Pengukuhan Guru Besar dipimpin Rektor UIN Walisongo Prof.Dr. Imam Taufiq,M.Ag. dan dihadiri oleh keluarga, kolega, guru besar dari sejumlah universitas dan tokoh agama seperti K.H. Ali Muhlis, K.H. Ahmad Daroji, K.H. Ubaidillah Shodaqoh, PWNU Jawa Tengah, Baznaz Indonesia, Ketua Kalam UIN Walisongo Lukman Hakim, dan beberapa Masayikh juga kyai.
Dalam Orasi ilmiahnya Prof Imam Yahya menyampaikan Fiqh Digital: Implementasi Digitalisasi Agama dalam Fiqh Kontemporer. Ia membahas tentang digitalisasi agama yang bukan hanya fenomena transformasi sosial budaya tapi juga sebagai tantangan transformasi bidang keagamaan.
“Digitalisasi agama juga dapat memberikan banyak manfaat, seperti memudahkan akses informasi keagamaan, memfasilitasi komunikasi, dan interaksi antara umat Islam dari berbagai negara dan budaya, serta membantu mempercepat penyebaran dakwah dan pengajaran agama. Komunikasi antar-masyarakat yang semula bersifat komunal, sekarang ini berubah menjadi pola komunikasi online, di mana antar-individu bisa menjalin komunikasi intensif tanpa melakukan pertemuan langsung," katanya.
Baca juga: UIN Walisongo kukuhkan Imam Yahya sebagai Guru Besar Bidang Ilmu Fikih
Ia mengatakan digitalisasi menimbulkan konflik karena hoax, namun transformasi di bidang keagamaan menjadikan aktifitas keagamaan lebih efisien dan efektif. Berbagai kajian keagamaan dan ritual keagamaan sekarang ini marak berlangsung secara online di tengah masyarakat muslim.
Kajian agama virtual, doa bersama virtual, tahlil virtual, bahkan Sholat Jumat virtual, lanjutnya, menjadi alternatif dalam melakukan berbagai kegiatan keagamaan selama masa pandemi. Munculnya banyak tokoh-tokoh ulama, kyai, atau ustadz virtual, menambah marak kegiatan keagamaan di ranah virtual.
"Di tengah maraknya penggunaan digitalisasi agama, ada penolakan dari kaum muslim terhadap digitalisasi agama yang disinyalir akan mengubah eksistensi agama dan tokoh-tokoh agama," katanya.
Ia menegaskan peran para ulama dan cendekiawan muslim yang memahami teknologi digital dan memiliki pengetahuan yang cukup tentang agama Islam dapat membantu umat Islam dalam memahami penggunaan digitalisasi agama secara benar dan sesuai dengan ajaran Islam.
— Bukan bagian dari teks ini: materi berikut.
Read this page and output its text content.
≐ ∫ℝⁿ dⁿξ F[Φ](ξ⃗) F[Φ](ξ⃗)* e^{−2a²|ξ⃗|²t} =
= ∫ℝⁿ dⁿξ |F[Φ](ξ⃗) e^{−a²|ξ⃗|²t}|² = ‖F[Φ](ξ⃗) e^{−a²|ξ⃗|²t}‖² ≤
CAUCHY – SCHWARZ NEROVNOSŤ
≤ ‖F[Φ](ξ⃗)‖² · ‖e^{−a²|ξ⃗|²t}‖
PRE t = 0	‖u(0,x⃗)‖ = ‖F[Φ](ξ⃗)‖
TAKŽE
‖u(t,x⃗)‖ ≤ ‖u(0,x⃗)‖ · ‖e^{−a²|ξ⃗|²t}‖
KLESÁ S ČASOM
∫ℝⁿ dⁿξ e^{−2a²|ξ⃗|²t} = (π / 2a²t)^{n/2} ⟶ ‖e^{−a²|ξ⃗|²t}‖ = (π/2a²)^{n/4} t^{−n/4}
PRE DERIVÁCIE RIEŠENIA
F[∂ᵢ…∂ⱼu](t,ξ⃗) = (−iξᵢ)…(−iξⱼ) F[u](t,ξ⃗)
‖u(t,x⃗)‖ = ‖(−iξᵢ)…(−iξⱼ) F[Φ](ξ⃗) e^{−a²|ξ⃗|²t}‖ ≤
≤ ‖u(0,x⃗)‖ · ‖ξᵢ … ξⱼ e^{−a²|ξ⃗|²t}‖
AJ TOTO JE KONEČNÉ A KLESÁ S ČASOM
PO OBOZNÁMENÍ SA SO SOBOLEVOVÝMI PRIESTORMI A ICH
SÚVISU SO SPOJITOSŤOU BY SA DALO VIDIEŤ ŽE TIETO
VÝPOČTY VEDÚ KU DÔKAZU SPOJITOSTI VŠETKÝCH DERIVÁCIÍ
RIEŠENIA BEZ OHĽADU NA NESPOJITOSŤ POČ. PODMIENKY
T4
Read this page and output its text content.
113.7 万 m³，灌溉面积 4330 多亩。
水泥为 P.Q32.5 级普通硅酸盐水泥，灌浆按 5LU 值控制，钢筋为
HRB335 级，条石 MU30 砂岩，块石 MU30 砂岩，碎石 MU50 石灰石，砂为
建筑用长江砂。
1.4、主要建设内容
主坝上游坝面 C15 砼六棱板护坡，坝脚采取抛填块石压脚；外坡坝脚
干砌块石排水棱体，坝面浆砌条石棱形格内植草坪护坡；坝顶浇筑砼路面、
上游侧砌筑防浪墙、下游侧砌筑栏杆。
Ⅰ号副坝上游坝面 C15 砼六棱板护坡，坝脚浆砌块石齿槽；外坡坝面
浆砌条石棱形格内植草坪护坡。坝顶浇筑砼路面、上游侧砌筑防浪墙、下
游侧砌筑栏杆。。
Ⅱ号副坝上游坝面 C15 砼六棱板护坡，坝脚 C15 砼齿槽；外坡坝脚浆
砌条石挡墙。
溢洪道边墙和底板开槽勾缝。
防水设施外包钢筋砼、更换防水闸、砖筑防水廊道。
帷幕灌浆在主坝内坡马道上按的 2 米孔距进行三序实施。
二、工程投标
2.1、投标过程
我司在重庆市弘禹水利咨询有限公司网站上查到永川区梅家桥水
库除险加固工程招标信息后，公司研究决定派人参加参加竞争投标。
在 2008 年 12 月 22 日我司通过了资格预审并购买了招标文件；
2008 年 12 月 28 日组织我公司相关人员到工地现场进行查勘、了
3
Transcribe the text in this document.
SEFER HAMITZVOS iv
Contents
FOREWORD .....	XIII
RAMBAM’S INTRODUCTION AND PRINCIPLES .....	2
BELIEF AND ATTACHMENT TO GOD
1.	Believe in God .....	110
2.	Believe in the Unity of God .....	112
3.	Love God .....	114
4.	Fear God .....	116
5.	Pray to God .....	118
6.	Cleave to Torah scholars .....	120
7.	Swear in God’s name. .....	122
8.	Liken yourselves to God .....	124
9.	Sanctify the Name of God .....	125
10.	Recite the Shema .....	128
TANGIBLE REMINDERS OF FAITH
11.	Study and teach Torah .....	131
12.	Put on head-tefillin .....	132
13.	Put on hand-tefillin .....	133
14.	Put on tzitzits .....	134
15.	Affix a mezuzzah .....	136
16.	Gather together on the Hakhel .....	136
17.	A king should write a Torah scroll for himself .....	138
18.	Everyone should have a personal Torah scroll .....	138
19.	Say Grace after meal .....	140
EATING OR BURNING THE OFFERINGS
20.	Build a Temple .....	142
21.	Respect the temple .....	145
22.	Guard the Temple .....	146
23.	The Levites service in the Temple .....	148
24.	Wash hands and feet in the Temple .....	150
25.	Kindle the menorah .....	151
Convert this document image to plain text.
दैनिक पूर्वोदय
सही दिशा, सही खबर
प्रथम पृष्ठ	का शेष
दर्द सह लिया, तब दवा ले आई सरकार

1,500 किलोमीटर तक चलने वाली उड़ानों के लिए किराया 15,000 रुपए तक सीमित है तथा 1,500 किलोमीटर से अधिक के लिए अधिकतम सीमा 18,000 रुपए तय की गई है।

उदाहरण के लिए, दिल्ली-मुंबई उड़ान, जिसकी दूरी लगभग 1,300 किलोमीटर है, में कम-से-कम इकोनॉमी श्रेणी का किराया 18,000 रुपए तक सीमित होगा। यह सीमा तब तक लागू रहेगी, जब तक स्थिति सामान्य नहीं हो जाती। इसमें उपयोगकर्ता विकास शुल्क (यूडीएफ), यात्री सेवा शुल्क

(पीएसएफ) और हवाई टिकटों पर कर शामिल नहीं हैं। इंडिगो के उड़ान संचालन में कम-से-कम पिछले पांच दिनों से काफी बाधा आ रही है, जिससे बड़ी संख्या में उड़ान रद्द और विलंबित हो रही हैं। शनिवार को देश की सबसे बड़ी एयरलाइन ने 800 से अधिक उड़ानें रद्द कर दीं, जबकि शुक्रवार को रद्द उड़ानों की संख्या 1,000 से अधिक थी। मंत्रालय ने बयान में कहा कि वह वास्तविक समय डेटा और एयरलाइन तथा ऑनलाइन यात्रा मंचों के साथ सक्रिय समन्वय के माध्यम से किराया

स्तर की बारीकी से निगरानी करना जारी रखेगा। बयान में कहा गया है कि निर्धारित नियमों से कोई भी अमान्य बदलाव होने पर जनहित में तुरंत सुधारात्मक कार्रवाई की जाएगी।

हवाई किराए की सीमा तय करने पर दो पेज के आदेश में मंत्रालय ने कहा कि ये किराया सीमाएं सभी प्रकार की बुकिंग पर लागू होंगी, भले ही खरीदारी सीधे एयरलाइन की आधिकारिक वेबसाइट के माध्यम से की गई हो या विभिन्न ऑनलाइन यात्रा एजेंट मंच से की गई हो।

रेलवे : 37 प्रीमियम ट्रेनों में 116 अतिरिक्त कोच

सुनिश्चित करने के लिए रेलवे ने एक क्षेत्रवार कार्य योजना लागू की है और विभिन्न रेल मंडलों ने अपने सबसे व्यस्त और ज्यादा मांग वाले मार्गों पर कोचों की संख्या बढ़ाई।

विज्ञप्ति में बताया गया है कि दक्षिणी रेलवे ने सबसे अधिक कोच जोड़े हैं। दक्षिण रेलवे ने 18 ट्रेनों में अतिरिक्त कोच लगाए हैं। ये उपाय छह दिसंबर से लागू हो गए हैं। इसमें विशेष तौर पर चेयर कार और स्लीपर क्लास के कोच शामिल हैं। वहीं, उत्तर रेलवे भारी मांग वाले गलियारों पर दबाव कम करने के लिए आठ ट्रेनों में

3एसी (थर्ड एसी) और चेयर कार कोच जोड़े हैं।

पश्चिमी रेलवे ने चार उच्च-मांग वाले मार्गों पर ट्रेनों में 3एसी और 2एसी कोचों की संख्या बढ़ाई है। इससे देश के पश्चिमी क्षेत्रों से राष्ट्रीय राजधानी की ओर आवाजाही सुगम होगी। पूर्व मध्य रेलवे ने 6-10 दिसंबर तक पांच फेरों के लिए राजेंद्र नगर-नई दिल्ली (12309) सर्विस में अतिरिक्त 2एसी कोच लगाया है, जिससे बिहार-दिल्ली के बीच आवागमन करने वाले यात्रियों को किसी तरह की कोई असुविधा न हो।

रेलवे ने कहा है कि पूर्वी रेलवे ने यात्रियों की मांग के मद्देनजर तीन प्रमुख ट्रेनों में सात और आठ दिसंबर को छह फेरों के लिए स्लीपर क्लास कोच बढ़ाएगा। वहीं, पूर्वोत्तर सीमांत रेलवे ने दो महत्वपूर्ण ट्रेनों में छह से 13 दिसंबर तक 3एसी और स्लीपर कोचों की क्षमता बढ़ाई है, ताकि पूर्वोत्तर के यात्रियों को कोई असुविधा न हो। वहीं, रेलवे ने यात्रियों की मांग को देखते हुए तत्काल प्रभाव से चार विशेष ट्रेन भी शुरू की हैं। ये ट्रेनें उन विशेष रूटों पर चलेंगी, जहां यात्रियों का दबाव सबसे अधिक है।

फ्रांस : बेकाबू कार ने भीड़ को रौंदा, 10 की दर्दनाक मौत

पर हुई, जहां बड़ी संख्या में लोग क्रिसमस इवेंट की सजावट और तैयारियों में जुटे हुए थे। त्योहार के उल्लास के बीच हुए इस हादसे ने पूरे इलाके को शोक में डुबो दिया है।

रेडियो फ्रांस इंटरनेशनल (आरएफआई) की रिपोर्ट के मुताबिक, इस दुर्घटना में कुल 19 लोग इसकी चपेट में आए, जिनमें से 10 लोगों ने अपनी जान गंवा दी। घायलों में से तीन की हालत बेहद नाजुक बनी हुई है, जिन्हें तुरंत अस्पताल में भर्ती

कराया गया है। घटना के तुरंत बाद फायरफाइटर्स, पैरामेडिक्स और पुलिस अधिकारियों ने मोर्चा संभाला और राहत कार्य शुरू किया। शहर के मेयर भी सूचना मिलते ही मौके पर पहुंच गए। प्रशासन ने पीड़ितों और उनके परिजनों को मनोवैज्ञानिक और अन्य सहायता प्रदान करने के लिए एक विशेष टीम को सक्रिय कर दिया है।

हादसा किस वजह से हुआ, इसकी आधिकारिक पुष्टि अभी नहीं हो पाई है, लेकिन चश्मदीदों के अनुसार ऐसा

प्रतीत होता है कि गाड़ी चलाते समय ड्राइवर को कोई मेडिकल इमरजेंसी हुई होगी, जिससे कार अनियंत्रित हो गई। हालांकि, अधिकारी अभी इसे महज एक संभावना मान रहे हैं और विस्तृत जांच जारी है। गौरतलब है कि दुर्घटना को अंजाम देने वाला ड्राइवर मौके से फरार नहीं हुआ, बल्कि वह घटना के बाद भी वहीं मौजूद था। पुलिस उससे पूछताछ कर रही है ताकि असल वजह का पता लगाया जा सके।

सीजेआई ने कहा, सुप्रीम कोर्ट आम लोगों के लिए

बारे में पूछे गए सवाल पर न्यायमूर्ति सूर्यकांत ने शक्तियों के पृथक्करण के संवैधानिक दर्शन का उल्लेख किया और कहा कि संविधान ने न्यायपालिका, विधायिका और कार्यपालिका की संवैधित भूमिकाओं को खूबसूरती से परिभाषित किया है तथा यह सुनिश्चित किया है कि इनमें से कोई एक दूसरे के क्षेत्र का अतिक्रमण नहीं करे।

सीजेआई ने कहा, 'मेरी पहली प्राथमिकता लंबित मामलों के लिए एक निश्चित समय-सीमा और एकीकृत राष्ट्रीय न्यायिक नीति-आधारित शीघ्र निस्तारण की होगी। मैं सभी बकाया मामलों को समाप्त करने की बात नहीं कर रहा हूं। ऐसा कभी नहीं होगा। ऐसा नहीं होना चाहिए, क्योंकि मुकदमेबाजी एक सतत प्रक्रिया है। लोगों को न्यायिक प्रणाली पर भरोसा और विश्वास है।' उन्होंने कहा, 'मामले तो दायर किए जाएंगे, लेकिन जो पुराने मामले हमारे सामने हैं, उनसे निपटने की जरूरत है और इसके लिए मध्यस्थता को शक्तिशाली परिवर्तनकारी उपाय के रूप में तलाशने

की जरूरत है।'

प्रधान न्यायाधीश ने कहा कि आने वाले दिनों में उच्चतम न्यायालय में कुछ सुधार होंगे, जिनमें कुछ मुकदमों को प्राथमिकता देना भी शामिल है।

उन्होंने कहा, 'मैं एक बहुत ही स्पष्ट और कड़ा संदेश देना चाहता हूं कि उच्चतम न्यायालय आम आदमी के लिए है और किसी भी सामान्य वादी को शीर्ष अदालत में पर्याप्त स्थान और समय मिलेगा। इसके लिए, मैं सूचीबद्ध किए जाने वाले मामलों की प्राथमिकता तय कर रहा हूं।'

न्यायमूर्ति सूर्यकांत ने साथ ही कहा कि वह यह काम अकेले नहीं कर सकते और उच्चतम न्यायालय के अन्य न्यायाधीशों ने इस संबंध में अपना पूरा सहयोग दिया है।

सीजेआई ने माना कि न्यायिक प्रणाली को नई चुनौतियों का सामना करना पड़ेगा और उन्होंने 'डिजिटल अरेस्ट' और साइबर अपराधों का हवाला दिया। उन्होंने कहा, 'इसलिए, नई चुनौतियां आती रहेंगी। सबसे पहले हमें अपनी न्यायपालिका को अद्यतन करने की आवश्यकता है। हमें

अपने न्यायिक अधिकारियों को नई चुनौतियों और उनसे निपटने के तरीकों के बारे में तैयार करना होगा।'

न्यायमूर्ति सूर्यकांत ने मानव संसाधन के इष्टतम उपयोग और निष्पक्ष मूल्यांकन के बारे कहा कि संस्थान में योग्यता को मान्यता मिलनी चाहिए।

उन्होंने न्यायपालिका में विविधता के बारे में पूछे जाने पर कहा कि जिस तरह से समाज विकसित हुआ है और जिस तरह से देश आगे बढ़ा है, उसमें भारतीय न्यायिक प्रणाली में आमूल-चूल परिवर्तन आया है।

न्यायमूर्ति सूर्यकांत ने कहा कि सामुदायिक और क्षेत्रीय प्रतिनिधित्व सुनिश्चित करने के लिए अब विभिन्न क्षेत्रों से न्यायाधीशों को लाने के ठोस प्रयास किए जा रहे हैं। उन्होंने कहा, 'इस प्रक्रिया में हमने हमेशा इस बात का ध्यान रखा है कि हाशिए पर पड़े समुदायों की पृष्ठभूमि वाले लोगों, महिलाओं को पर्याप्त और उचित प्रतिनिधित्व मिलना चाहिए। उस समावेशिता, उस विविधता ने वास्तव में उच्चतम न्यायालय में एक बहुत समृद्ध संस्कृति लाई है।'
Baca juga: Dies Natalis Ke-53, UIN Walisongo kukuhkan tiga guru besar
Digitalisasi, lanjutnya, telah mengubah transfigurasi teknologi media dan komunikasi. Digitalisasi dakwah, menjadikan akses pengetahuan keagamaan dengan mudah didapatkan dan dilakukan dengan media sosial. Aplikasi Al Qur'an yang memudahkan pengaksesan kitab suci, namun hal ini berdampak pada kesakralan kitab suci yang telah bercampur dengan hal-hal profan, di mana, terdapat pesan percakapan di dalam smarthphone yang cenderung vulgar.
Di sisi lain, device seperti smartphone telah menghadirkan kultur baru bagi prilaku beragama yang tidak lagi privasi antara tuhan dengan manusia. Semua hal di era digital yang mulanya bersifat privat berubah menjadi tabu ketika didisplay ke publik, dalam artian semua orang dapat mengakses dan menikmati dinamika kehidupan individu.
Kontroversi terhadap digitalisasi agama akan membawa tiga ancaman yang serius terhadap eksistensi agama. Pertama, agama akan kehilangan otentisitasnya manakala sumber sumber ajaran Islam dimediakan dalam bentuk digital.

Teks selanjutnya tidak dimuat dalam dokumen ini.